17 anos,  Comunicação,  Reflexões

Par de sapatos


*Use fones de ouvido para escutar melhor o áudio.

Na loja, eu tentava sem sucesso despertar o interesse dela para experimentar o par de sapatos novos que ia compor o uniforme da escola para o ano que iniciava. Ela parecia estar alheia, gestos mecânicos me respondia que estava bom, independente da numeração que eu lhe calçava. Se eu pedia para que ela caminhasse, ela andava três passos e dizia de novo: “está bom” e sentava novamente. Comprei o sapato e saí da loja desapontada com ela. Sem falar abertamente, eu pensava comigo que ela podia ser mais grata, mostrar mais interesse pelo menos, colaborar me dando as respostas dizendo se estava apertado ou confortável. Mais uma vez creditei ao Autismo o resultado ruim e fomos embora.

Alguns dias mais tarde, com o site de compras aberto ela me pergunta: “como escreve sapato de cadarço?”. Sem nem dar muita atenção, ocupada que eu estava, digitei cadarço e voltei a fazer o que eu estava fazendo. Minha forma de entrar no meu mundo, só que ninguém chama isso de Autismo…

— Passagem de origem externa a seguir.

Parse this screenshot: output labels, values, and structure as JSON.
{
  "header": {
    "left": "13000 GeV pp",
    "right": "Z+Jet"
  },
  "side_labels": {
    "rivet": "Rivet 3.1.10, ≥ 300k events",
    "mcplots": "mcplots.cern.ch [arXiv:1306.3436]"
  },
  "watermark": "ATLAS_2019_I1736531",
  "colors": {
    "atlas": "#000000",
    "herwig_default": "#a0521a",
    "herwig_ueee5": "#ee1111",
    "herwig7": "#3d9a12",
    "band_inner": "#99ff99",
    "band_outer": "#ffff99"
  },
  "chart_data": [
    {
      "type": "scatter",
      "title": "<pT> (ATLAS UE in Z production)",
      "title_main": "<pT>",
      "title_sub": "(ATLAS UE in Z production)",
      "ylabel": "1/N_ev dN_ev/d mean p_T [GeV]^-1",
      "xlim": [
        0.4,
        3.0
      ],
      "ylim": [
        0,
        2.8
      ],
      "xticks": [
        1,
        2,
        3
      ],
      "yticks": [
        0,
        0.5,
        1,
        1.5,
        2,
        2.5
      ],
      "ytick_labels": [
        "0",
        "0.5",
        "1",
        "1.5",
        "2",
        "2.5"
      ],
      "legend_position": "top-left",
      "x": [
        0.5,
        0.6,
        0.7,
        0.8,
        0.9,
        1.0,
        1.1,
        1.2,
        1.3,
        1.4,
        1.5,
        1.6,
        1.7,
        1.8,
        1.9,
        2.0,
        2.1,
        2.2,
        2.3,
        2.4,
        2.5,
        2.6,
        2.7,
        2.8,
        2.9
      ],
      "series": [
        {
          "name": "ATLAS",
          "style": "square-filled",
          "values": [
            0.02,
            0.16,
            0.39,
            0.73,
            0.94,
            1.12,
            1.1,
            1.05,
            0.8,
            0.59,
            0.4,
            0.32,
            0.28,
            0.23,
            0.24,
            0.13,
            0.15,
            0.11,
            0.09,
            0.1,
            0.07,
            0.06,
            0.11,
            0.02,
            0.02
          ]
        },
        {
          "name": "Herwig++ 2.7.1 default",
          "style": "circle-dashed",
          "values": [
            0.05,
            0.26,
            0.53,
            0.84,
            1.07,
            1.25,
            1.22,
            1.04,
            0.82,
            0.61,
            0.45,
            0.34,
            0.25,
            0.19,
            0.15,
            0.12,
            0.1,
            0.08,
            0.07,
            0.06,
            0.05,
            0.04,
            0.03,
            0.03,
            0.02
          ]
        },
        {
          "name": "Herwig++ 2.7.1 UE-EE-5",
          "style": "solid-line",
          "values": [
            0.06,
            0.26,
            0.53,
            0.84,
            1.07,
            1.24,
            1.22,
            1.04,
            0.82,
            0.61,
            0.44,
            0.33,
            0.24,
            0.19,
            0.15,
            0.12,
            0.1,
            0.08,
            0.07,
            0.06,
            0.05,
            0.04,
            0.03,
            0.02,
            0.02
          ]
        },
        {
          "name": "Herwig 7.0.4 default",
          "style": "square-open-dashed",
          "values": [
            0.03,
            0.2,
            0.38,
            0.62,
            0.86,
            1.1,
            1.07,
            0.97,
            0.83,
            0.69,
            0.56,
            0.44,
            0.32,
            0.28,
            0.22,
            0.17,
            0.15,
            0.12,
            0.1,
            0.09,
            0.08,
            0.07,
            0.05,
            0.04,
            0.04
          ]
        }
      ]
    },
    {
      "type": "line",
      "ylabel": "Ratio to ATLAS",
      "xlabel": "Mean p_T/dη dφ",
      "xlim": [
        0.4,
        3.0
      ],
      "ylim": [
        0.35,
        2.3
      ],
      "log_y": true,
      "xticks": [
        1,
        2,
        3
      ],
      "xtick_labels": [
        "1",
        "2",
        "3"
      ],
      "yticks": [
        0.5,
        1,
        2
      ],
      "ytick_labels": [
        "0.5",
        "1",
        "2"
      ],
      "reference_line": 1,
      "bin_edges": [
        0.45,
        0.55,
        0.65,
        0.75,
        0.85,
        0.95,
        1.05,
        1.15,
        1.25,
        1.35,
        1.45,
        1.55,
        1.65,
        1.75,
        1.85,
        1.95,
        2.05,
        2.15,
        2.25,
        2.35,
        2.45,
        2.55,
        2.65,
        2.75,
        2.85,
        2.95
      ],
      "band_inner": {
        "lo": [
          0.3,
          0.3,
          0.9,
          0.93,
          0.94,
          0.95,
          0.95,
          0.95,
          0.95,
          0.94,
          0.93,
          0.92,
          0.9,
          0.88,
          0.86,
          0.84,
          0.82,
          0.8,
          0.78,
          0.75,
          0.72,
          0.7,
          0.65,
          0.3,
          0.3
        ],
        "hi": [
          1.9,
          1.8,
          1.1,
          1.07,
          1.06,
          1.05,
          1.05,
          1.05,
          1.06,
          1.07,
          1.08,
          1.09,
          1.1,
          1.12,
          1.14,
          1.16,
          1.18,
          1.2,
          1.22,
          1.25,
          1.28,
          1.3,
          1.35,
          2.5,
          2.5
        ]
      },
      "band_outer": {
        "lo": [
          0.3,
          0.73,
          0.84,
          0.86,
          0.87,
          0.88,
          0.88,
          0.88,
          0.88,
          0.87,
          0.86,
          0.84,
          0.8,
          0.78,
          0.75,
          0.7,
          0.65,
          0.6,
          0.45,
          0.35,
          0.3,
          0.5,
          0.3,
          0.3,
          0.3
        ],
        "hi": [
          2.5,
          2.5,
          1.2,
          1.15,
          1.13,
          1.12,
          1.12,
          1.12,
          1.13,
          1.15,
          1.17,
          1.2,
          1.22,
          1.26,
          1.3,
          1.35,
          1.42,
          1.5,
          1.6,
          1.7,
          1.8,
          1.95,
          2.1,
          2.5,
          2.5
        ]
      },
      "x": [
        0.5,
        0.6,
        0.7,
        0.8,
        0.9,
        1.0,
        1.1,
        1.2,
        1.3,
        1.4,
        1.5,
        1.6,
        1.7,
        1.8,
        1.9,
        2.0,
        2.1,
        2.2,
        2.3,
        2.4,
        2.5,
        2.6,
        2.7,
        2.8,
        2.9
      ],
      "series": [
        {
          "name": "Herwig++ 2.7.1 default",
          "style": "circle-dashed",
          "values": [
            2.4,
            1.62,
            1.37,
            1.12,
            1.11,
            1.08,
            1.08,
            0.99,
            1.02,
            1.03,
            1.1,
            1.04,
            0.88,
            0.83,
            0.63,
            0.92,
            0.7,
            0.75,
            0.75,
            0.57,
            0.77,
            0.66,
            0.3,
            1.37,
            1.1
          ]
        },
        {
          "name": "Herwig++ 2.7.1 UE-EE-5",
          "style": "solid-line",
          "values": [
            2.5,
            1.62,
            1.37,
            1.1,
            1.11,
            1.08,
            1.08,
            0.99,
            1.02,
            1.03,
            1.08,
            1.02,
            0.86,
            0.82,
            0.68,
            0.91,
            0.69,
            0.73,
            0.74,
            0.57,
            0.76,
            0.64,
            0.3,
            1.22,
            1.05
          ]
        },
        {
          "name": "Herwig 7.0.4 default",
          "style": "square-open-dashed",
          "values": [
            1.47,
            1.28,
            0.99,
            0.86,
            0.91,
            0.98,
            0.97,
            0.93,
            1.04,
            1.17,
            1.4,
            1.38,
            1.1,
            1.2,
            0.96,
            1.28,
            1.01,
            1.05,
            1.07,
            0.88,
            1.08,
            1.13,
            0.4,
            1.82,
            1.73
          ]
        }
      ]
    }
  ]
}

Quando o pai chegou do trabalho vi os dois conversando e mais tarde soube que ela tinha pedido a ele e compraram um par de sapatos pela internet. Achei fácil demais, pois as compras de sapato sempre foram um problema por aqui: pé alto, número que variava entre um tamanho e outro. O par de sapatos chegou e serviu perfeitamente e, a partir de então, ela nunca mais usou aqueles que eu comprei.

Hoje pela manhã enquanto ela estava calçando seus sapatos eu olhei e pensei: que estilo diferente do meu ela tem, como são diferentes os gostos, as preferências. Com toda a dificuldade de comunicar o que pensa, porque vocês sabem, às vezes a gente tem que praticamente impor o que pensamos para conseguir o que queremos, não é? Sim, pode ser quase uma luta conseguir que nossa voz seja ouvida, imagina então como não é para alguém cujo ponto central de dificuldade é comunicar, se fazer ouvir.

Minha filha não queria os sapatos que eu escolhi. Talvez porque eu ainda tenha para ela essa visão poluída pelo fato de que ela se comporta de forma infantil, algumas vezes, deixei de ver que ela cresceu e tem o seu gosto pessoal e a sua própria escolha deve prevalecer e não a minha.

Comunicações alternativas

Hoje pela manhã, após concluir tudo isso que compartilho aqui, pensei nos autistas adolescentes que não falam usando a voz e também aqueles que não conseguiram uma forma de se comunicar e senti muito por eles. As pessoas tendem a achar de alguma forma que autista não progride, não evolui, não se desenvolve.

Muitos são tratados como eternas crianças e a visão de que são anjos muitas vezes nega a eles até mesmo o direito de cometer erros humanos. Não julgo o rótulo “anjo” não, ele tem ajudado muitos pais a dar conta. Mas não posso deixar de pensar que não há nada de angelical em algumas das escolhas que a minha filha faz e que bom que ela consegue escolher e se expressar como gente, ser humano. Mesmo que eu não a chame de anjo, sei que ela é, sim, filha de Deus, como eu como você, que ela é querida, amada e dona do direito de escolher seus próprios sapatos.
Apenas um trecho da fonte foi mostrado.